Was it All About the Economy?

Homebuying is a Family Affair for Many Members of Generation Z.

There was a myth that the younger generation did not cherish the value of home-ownership.  Statistics show that the myth of young adults’ disinterest was just that; a myth.

Many experts have agreed that the basic economic challenges of the previous decade might have given the younger generation a bad rap. Many pundits just assumed that the younger generation did not respect the ideas behind home-ownership. But now we predict they will be as the heartbeat of a flourishing new homebuyers’ market, as all the above statistics prove.

The latest Housing Trends Report for the National Association of Home Builders revealed that 63% of those surveyed said they plan to buy a house are first-time homebuyers. This is much larger than a year earlier when 53% of prospective homebuyers were first-timers.

Rollcall:  A Quick Look at The Generations and the First-time Homebuyers’ Market

Ultimately we believe that out of all the Gen Z prospective buyers, 88% would-be first-time buyers.  Likewise, we expect 78% of Millennials will be first-time buyers. Interestingly, 57% of Gen X buyers will probably be first-timers. We are not surprised that only a tiny number, about 5% of Boomers plan to buy homes. Many boomers are living in homes they bought long ago and they intend to age in place. A few months ago, this was a great concern for some experts. However, it seems to matter very little in the face of the newest reports. 

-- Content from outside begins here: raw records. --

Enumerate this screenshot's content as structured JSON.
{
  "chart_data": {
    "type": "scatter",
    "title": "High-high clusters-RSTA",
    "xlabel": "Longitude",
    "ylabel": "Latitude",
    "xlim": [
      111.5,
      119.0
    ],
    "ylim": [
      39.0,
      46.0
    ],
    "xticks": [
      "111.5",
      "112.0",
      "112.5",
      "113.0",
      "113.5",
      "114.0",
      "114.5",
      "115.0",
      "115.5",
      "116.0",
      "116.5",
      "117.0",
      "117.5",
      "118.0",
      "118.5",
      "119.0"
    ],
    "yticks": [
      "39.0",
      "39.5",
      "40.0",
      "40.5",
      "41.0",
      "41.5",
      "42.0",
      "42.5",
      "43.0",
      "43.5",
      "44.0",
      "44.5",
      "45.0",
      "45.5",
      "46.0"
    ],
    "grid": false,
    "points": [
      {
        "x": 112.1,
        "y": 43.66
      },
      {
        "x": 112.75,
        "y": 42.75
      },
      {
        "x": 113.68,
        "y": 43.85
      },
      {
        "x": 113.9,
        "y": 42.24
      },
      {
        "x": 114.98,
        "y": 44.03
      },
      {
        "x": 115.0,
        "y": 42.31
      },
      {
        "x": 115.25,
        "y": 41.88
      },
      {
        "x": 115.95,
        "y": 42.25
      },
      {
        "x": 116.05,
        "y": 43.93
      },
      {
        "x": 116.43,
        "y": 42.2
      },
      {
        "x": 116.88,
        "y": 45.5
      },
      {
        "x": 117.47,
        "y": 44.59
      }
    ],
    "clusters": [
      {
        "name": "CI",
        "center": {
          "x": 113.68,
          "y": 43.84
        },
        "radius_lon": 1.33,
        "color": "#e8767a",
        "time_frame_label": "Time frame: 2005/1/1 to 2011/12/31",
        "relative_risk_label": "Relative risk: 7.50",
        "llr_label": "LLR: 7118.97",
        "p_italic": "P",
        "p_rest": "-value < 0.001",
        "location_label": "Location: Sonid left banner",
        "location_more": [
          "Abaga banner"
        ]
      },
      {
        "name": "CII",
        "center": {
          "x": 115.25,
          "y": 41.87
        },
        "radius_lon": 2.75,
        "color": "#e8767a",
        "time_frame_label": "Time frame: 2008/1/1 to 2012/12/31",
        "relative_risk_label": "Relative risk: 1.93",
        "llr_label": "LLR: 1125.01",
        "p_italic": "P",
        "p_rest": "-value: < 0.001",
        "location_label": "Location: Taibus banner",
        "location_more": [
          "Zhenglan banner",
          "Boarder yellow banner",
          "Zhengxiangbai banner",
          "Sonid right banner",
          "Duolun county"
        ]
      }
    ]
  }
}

More Good News from Last Month

Some First-Time Homebuyers (Generation Z) Seek Homes for Family or Planning Families.

Sharing a Home in a New Economy with Old Time Roots.

We are happy to report that Existing-home sales grew in December, to wrap up 2019.  The sales bounced back up after November’s slight decline, according to the National Association of Realtors.

So, after all these numbers, Palm State Mortgage just wants to say welcome to all first-time homebuyers.  It’s not only a new year but a new decade. So, the American dream of homeownership has never been brighter.  Older generations have long known the value of home-ownership. And now, the younger generations have newly discovered its worth. –Or, perhaps the youth are wiser than we thought, and they have waited until the just-right economic time to buy their first home.